Should I tear my eyes out now? Everything I see returns to you somehow
Should I tear my heart out now? Everything I feel returns to you somehow
God if that isn’t how I felt for so many days. There is no vocabulary for grief in our culture. There’s nothing that prepares you for it. For so many months, these were the lines that resonated most with me.
And all this time I hadn’t realized a slight shift, a glimmer of hope, that occurs right in the bridge, in the very next line.
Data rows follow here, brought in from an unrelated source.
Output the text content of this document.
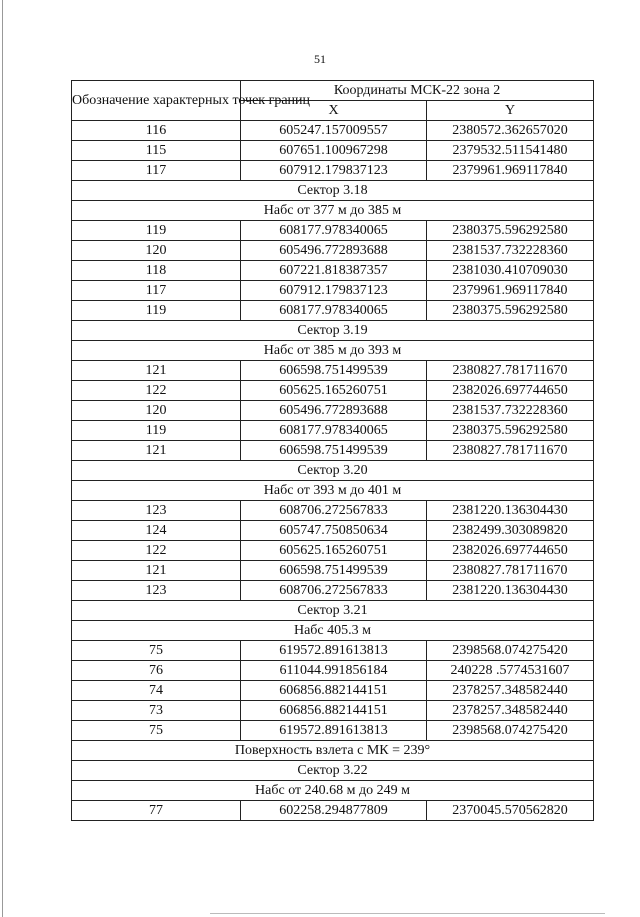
51
Обозначение характерных точек границ	Координаты МСК-22 зона 2	
	X	Y
116	605247.157009557	2380572.362657020
115	607651.100967298	2379532.511541480
117	607912.179837123	2379961.969117840
Сектор 3.18		
Набс от 377 м до 385 м		
119	608177.978340065	2380375.596292580
120	605496.772893688	2381537.732228360
118	607221.818387357	2381030.410709030
117	607912.179837123	2379961.969117840
119	608177.978340065	2380375.596292580
Сектор 3.19		
Набс от 385 м до 393 м		
121	606598.751499539	2380827.781711670
122	605625.165260751	2382026.697744650
120	605496.772893688	2381537.732228360
119	608177.978340065	2380375.596292580
121	606598.751499539	2380827.781711670
Сектор 3.20		
Набс от 393 м до 401 м		
123	608706.272567833	2381220.136304430
124	605747.750850634	2382499.303089820
122	605625.165260751	2382026.697744650
121	606598.751499539	2380827.781711670
123	608706.272567833	2381220.136304430
Сектор 3.21		
Набс 405.3 м		
75	619572.891613813	2398568.074275420
76	611044.991856184	240228 .5774531607
74	606856.882144151	2378257.348582440
73	606856.882144151	2378257.348582440
75	619572.891613813	2398568.074275420
Поверхность взлета с МК = 239°		
Сектор 3.22		
Набс от 240.68 м до 249 м		
77	602258.294877809	2370045.570562820
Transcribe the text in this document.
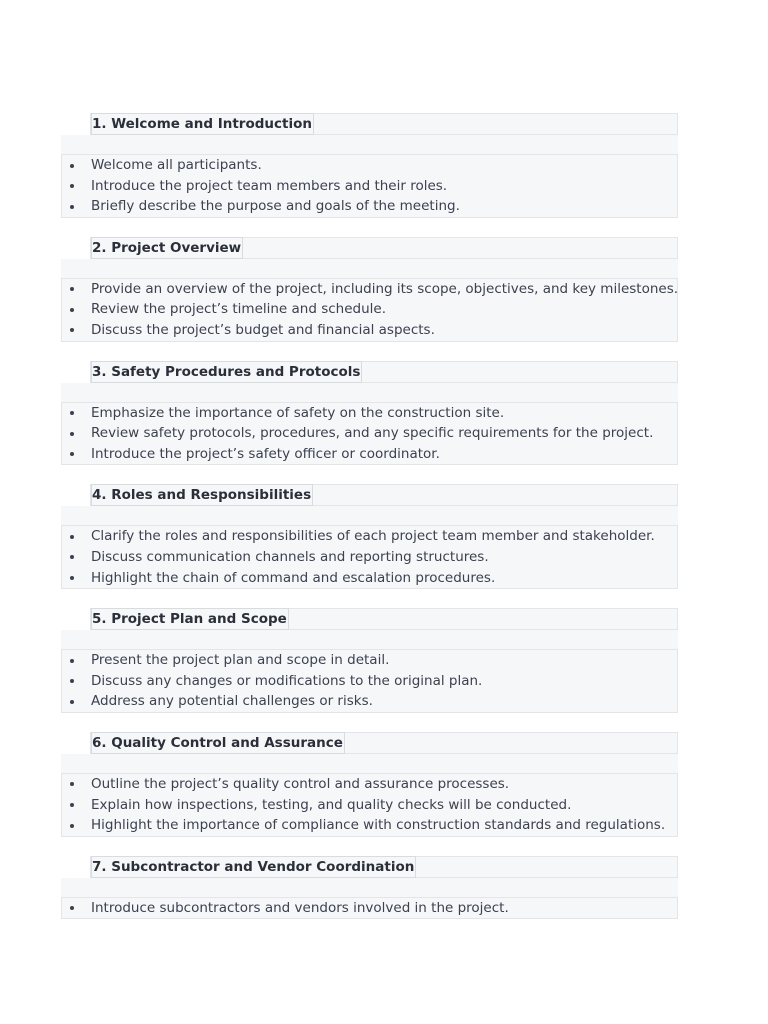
1. Welcome and Introduction
Welcome all participants.
Introduce the project team members and their roles.
Briefly describe the purpose and goals of the meeting.
2. Project Overview
Provide an overview of the project, including its scope, objectives, and key milestones.
Review the project’s timeline and schedule.
Discuss the project’s budget and financial aspects.
3. Safety Procedures and Protocols
Emphasize the importance of safety on the construction site.
Review safety protocols, procedures, and any specific requirements for the project.
Introduce the project’s safety officer or coordinator.
4. Roles and Responsibilities
Clarify the roles and responsibilities of each project team member and stakeholder.
Discuss communication channels and reporting structures.
Highlight the chain of command and escalation procedures.
5. Project Plan and Scope
Present the project plan and scope in detail.
Discuss any changes or modifications to the original plan.
Address any potential challenges or risks.
6. Quality Control and Assurance
Outline the project’s quality control and assurance processes.
Explain how inspections, testing, and quality checks will be conducted.
Highlight the importance of compliance with construction standards and regulations.
7. Subcontractor and Vendor Coordination
Introduce subcontractors and vendors involved in the project.
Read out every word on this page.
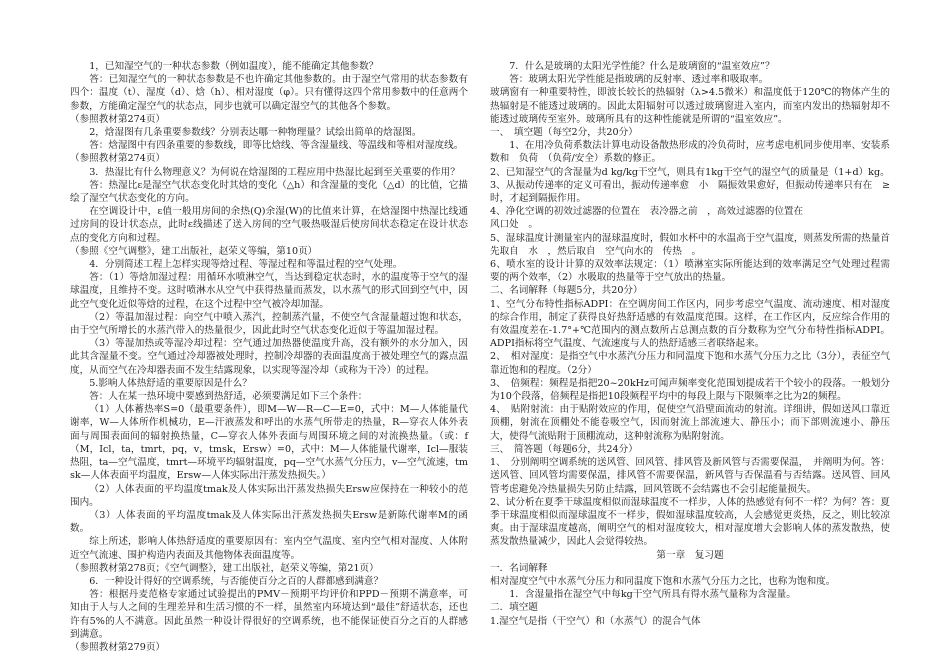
1，已知湿空气的一种状态参数（例如温度），能不能确定其他参数？

答：已知湿空气的一种状态参数是不也许确定其他参数的。由于湿空气常用的状态参数有四个：温度（t）、湿度（d）、焓（h）、相对湿度（φ）。只有懂得这四个常用参数中的任意两个参数，方能确定湿空气的状态点，同步也就可以确定湿空气的其他各个参数。

（参照教材第274页）

2，焓湿图有几条重要参数线？分别表达哪一种物理量？试绘出简单的焓湿图。

答：焓湿图中有四条重要的参数线，即等比焓线、等含湿量线、等温线和等相对湿度线。

（参照教材第274页）

3．热湿比有什么物理意义？为何说在焓湿图的工程应用中热湿比起到至关重要的作用？

答：热湿比ε是湿空气状态变化时其焓的变化（△h）和含湿量的变化（△d）的比值，它描绘了湿空气状态变化的方向。

在空调设计中，ε值一般用房间的余热(Q)余湿(W)的比值来计算，在焓湿图中热湿比线通过房间的设计状态点，此时ε线描述了送入房间的空气吸热吸湿后使房间状态稳定在设计状态点的变化方向和过程。

（参照《空气调整》，建工出版社，赵荣义等编，第10页）

4．分别简述工程上怎样实现等焓过程、等湿过程和等温过程的空气处理。

答：（1）等焓加湿过程：用循环水喷淋空气，当达到稳定状态时，水的温度等于空气的湿球温度，且维持不变。这时喷淋水从空气中获得热量而蒸发，以水蒸气的形式回到空气中，因此空气变化近似等焓的过程，在这个过程中空气被冷却加湿。

（2）等温加湿过程：向空气中喷入蒸汽，控制蒸汽量，不使空气含湿量超过饱和状态，由于空气所增长的水蒸汽带入的热量很少，因此此时空气状态变化近似于等温加湿过程。

（3）等湿加热或等湿冷却过程：空气通过加热器使温度升高，没有额外的水分加入，因此其含湿量不变。空气通过冷却器被处理时，控制冷却器的表面温度高于被处理空气的露点温度，从而空气在冷却器表面不发生结露现象，以实现等湿冷却（或称为干冷）的过程。

5.影响人体热舒适的重要原因是什么？

答：人在某一热环境中要感到热舒适，必须要满足如下三个条件：

（1）人体蓄热率S=0（最重要条件），即M—W—R—C—E=0，式中：M—人体能量代谢率，W—人体所作机械功，E—汗液蒸发和呼出的水蒸气所带走的热量，R—穿衣人体外表面与周围表面间的辐射换热量，C—穿衣人体外表面与周围环境之间的对流换热量。（或：f（M，Icl，ta，tmrt，pq，v，tmsk，Ersw）=0，式中：M—人体能量代谢率，Icl—服装热阻，ta—空气温度，tmrt—环境平均辐射温度，pq—空气水蒸气分压力，v—空气流速，tmsk—人体表面平均温度，Ersw—人体实际出汗蒸发热损失。）

（2）人体表面的平均温度tmak及人体实际出汗蒸发热损失Ersw应保持在一种较小的范围内。

（3）人体表面的平均温度tmak及人体实际出汗蒸发热损失Ersw是新陈代谢率M的函数。

综上所述，影响人体热舒适度的重要原因有：室内空气温度、室内空气相对湿度、人体附近空气流速、围护构造内表面及其他物体表面温度等。

（参照教材第278页；《空气调整》，建工出版社，赵荣义等编，第21页）

6．一种设计得好的空调系统，与否能使百分之百的人群都感到满意？

答：根据丹麦范格专家通过试验提出的PMV－预期平均评价和PPD－预期不满意率，可知由于人与人之间的生理差异和生活习惯的不一样，虽然室内环境达到“最佳”舒适状态，还也许有5%的人不满意。因此虽然一种设计得很好的空调系统，也不能保证使百分之百的人群感到满意。

（参照教材第279页）

7．什么是玻璃的太阳光学性能？什么是玻璃窗的“温室效应”？

答：玻璃太阳光学性能是指玻璃的反射率、透过率和吸取率。

玻璃窗有一种重要特性，即波长较长的热辐射（λ>4.5微米）和温度低于120℃的物体产生的热辐射是不能透过玻璃的。因此太阳辐射可以透过玻璃窗进入室内，而室内发出的热辐射却不能透过玻璃传至室外。玻璃所具有的这种性能就是所谓的“温室效应”。

一、　填空题（每空2分，共20分）

1、在用冷负荷系数法计算电动设备散热形成的冷负荷时，应考虑电机同步使用率、安装系数和　负荷　（负荷/安全）系数的修正。

2、已知湿空气的含湿量为d kg/kg干空气，则具有1kg干空气的湿空气的质量是（1+d）kg。

3、从振动传递率的定义可看出，振动传递率愈　小　隔振效果愈好，但振动传递率只有在　≥　时，才起到隔振作用。

4、净化空调的初效过滤器的位置在　表冷器之前　，高效过滤器的位置在

风口处　。

5、湿球温度计测量室内的湿球温度时，假如水杯中的水温高于空气温度，则蒸发所需的热量首先取自　水　，然后取自　空气向水的　传热　。

6、喷水室的设计计算的双效率法规定：（1）喷淋室实际所能达到的效率满足空气处理过程需要的两个效率，（2）水吸取的热量等于空气放出的热量。

二、名词解释（每题5分，共20分）

1、空气分布特性指标ADPI：在空调房间工作区内，同步考虑空气温度、流动速度、相对湿度的综合作用，制定了获得良好热舒适感的有效温度范围。这样，在工作区内，反应综合作用的有效温度差在-1.7°+℃范围内的测点数所占总测点数的百分数称为空气分布特性指标ADPI。ADPI指标将空气温度、气流速度与人的热舒适感三者联络起来。

2、　相对湿度：是指空气中水蒸汽分压力和同温度下饱和水蒸气分压力之比（3分），表征空气靠近饱和的程度。（2分）

3、　倍频程：频程是指把20~20kHz可闻声频率变化范围划提成若干个较小的段落。一般划分为10个段落，倍频程是指把10段频程平均中的每段上限与下限频率之比为2的频程。

4、　贴附射流：由于贴附效应的作用，促使空气沿壁面流动的射流。详细讲，假如送风口靠近顶棚，射流在顶棚处不能卷吸空气，因而射流上部流速大、静压小；而下部则流速小、静压大，使得气流贴附于顶棚流动，这种射流称为贴附射流。

三、　简答题（每题6分，共24分）

1、　分别阐明空调系统的送风管、回风管、排风管及新风管与否需要保温，　并阐明为何。答：送风管、回风管均需要保温，排风管不需要保温，新风管与否保温看与否结露。送风管、回风管考虑避免冷热量损失另防止结露，回风管既不会结露也不会引起能量损失。

2、试分析在夏季干球温度相似而湿球温度不一样步，人体的热感觉有何不一样？为何？答：夏季干球温度相似而湿球温度不一样步，假如湿球温度较高，人会感觉更炎热，反之，则比较凉爽。由于湿球温度越高，阐明空气的相对湿度较大，相对湿度增大会影响人体的蒸发散热，使蒸发散热量减少，因此人会觉得较热。

第一章　复习题

一．名词解释

相对湿度空气中水蒸气分压力和同温度下饱和水蒸气分压力之比，也称为饱和度。

1．含湿量指在湿空气中每kg干空气所具有得水蒸气量称为含湿量。

二．填空题

1.湿空气是指（干空气）和（水蒸气）的混合气体
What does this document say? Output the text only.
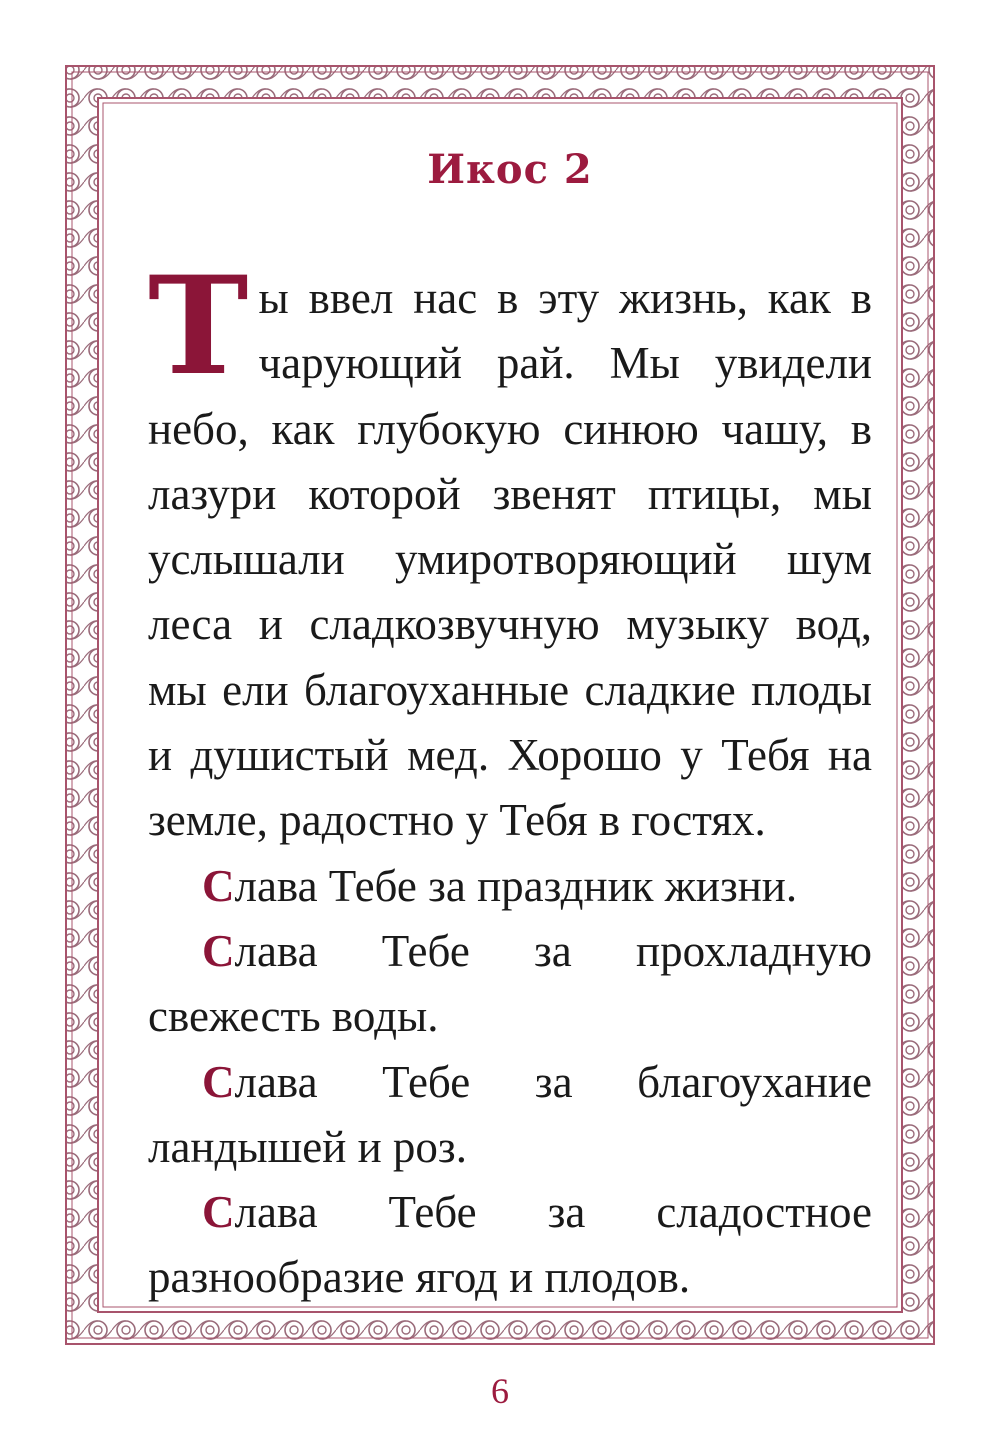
Икос 2

Ты ввел нас в эту жизнь, как в чарующий рай. Мы увидели небо, как глубокую синюю чашу, в лазури которой звенят птицы, мы услышали умиротворяющий шум леса и сладкозвучную музыку вод, мы ели благоуханные сладкие плоды и душистый мед. Хорошо у Тебя на земле, радостно у Тебя в гостях.

Слава Тебе за праздник жизни.

Слава Тебе за прохладную свежесть воды.

Слава Тебе за благоухание ландышей и роз.

Слава Тебе за сладостное разнообразие ягод и плодов.

6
I want to save you from your sorrow
It’s a slight shift, in perspective. It doesn’t even change the voice. It is, and can only be, a voice of the departed, trying to comfort those left behind. It had taken me months to realize this, and now that I had I started bawling. This lyric is an epiphany, emerging as a slight burst of light in a song that is about darkness. And for me, at that moment, it was the sort of epiphany I had needed, a reminder of my own mother’s relentless positivity. How she’d want to save me from my sorrow. There are flashes of grace in life, and they carry an outsize importance to me now. I find them in art more than anywhere. In moments when there is a synthesis of narrative and beauty that I find overwhelming. In moments where a character discovers a strength they didn’t know they had. But most of all, I find it music, when words and melody create a soundscape of sadness and then, for a moment, reveal the light that is waiting, always waiting, to burst through.